Si yo tuviera una docena de hijos, lo digo con franqueza y cada uno fuera amado
por igual, preferiría que hoy se murieran en el campo de batalla, antes que ver uno
sólo engordando con la paz.
Tambores de Guerra
Que el cielo proteja a mi hijo. Tengo la impresión de estarlo viendo, masacrando de
un solo golpe a ese Ofidio y retirándose luego, como el segador que ha cumplido
con su trabajo.
Entra Valeria
Valeria
- ¿Cómo está tu hijo?
Virginia
- Bien, querida Valeria. Le gusta lo que hace su padre.
Valeria
- Es una bella criatura. Ayer lo estuve mirando un rato. Tiene el mismo porte de su
padre. Lo vi correr tras una mariposa de colores. Cuando la pudo coger, volvió a
soltarla, una y otra vez, hasta que se cayó. Furioso por su caída, rechinando los
dientes, la destrozó. ¡Qué espectáculo!
Volumnia
- Será un gran guerrero igual que Marcio su padre.
3. CORIOLES
Cayo Marcio
- ¿A qué distancia están los ejércitos?
Mensajero
- A unas tres horas, señor.
Cayo Marcio
- Ahora, Marte, te imploró, haz que acabemos pronto con esto. Pongan el escudo
delante del pecho y que su corazón sea más fuerte que el escudo que lo cubre.
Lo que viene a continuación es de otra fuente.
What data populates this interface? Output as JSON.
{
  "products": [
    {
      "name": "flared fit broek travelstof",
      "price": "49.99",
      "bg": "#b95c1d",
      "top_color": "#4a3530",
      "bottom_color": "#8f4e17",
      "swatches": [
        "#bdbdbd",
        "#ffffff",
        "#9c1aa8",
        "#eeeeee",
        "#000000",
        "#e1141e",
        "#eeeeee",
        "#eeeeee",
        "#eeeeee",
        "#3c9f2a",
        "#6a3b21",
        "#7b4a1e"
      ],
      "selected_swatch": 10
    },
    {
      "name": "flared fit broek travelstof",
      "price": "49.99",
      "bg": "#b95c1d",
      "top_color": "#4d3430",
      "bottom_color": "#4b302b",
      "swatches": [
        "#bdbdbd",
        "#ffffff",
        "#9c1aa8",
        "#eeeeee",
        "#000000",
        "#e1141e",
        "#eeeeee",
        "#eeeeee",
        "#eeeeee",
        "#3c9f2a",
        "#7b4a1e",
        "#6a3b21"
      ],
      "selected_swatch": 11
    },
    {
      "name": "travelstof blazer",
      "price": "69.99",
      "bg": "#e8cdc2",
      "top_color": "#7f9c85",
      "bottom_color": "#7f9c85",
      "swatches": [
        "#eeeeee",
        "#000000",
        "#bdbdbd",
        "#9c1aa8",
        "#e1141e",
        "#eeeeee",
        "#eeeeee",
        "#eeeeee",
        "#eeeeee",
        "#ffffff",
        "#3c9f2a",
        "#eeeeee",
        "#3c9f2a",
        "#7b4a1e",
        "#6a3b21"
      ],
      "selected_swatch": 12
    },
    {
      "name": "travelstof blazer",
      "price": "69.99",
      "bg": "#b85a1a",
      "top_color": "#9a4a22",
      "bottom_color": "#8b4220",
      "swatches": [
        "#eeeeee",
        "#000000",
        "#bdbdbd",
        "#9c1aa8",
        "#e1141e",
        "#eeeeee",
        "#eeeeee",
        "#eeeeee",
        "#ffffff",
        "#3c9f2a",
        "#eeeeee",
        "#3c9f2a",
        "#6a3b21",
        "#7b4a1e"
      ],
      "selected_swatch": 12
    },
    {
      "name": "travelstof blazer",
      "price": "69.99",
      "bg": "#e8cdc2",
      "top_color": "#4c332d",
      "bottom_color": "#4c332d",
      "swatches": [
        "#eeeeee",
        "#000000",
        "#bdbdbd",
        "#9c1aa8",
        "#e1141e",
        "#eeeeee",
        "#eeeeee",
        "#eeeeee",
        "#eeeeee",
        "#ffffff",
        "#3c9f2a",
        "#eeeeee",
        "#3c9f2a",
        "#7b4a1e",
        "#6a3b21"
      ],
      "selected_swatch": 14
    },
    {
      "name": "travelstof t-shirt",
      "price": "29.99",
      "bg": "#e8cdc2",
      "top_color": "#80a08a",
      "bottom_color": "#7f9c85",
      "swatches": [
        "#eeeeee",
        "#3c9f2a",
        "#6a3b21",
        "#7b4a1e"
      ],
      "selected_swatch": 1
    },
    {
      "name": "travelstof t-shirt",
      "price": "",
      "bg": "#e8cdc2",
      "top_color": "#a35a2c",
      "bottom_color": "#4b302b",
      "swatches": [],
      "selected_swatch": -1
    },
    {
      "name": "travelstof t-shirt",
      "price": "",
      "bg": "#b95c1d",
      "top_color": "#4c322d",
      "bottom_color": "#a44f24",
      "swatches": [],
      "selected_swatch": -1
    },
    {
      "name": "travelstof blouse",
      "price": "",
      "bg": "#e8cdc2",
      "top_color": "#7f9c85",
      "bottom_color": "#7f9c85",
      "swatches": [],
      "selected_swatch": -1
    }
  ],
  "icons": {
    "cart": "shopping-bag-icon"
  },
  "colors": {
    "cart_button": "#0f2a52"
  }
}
Ellos nos provocan mucho más allá de lo esperado. Eso me hace sudar de ira. ¡Al
que retroceda de aquí lo tomó por un Volsco y como tal probará las bondades de
mi acero! ¡Almas de gansos con silueta humana! ¡Por Plutón y su infierno!
¡Resistan y correremos hasta sus mujeres, así como ellos nos siguieron hasta
nuestra trinchera! ¡Las puertas se abren: Es hora que se muestren, bravos
guerreros! ¡La fortuna, las abrió para los que quieran seguirme, no para los
cobardes que huyen! ¡A ellos!!
Las puertas se cierran tras él
Voces
- Miren, lo han encerrado.
- Este es su fin, no cabe duda.
- ¿Qué fue de Marcio?
- Muerto señor, no lo dude.
- A los que huían persiguió, pisándole los talones y con ellos entro a la ciudad. Las
puertas se cerraron de inmediato, y adentro quedó, completamente sólo,
desafiando a toda la ciudad.
- Era un guerrero incontenible y tremendo al atacar. Su mirada severa y el rugido
atronador de su voz hacía temblar al enemigo, cual si el mundo se debatiera entre
escalofríos.
Pausa. Música.
Vuelve Marcio ensangrentado, perseguido por un grupo de enemigos.
Tambores de guerra.
4. CALLE
Cayo Marcio
- Ahora escuchen el grito de guerra de su comandante ¡A él! Ahí está Aufidio, el que
mi alma odia, masacrando ciudadanos.
Voces
- Sangras mi noble amigo
- Demasiado duro ha sido este esfuerzo
Cayo Marcio
- Basta de alabanzas. La sangre que vertí me fortalece antes que hacerme peligrar.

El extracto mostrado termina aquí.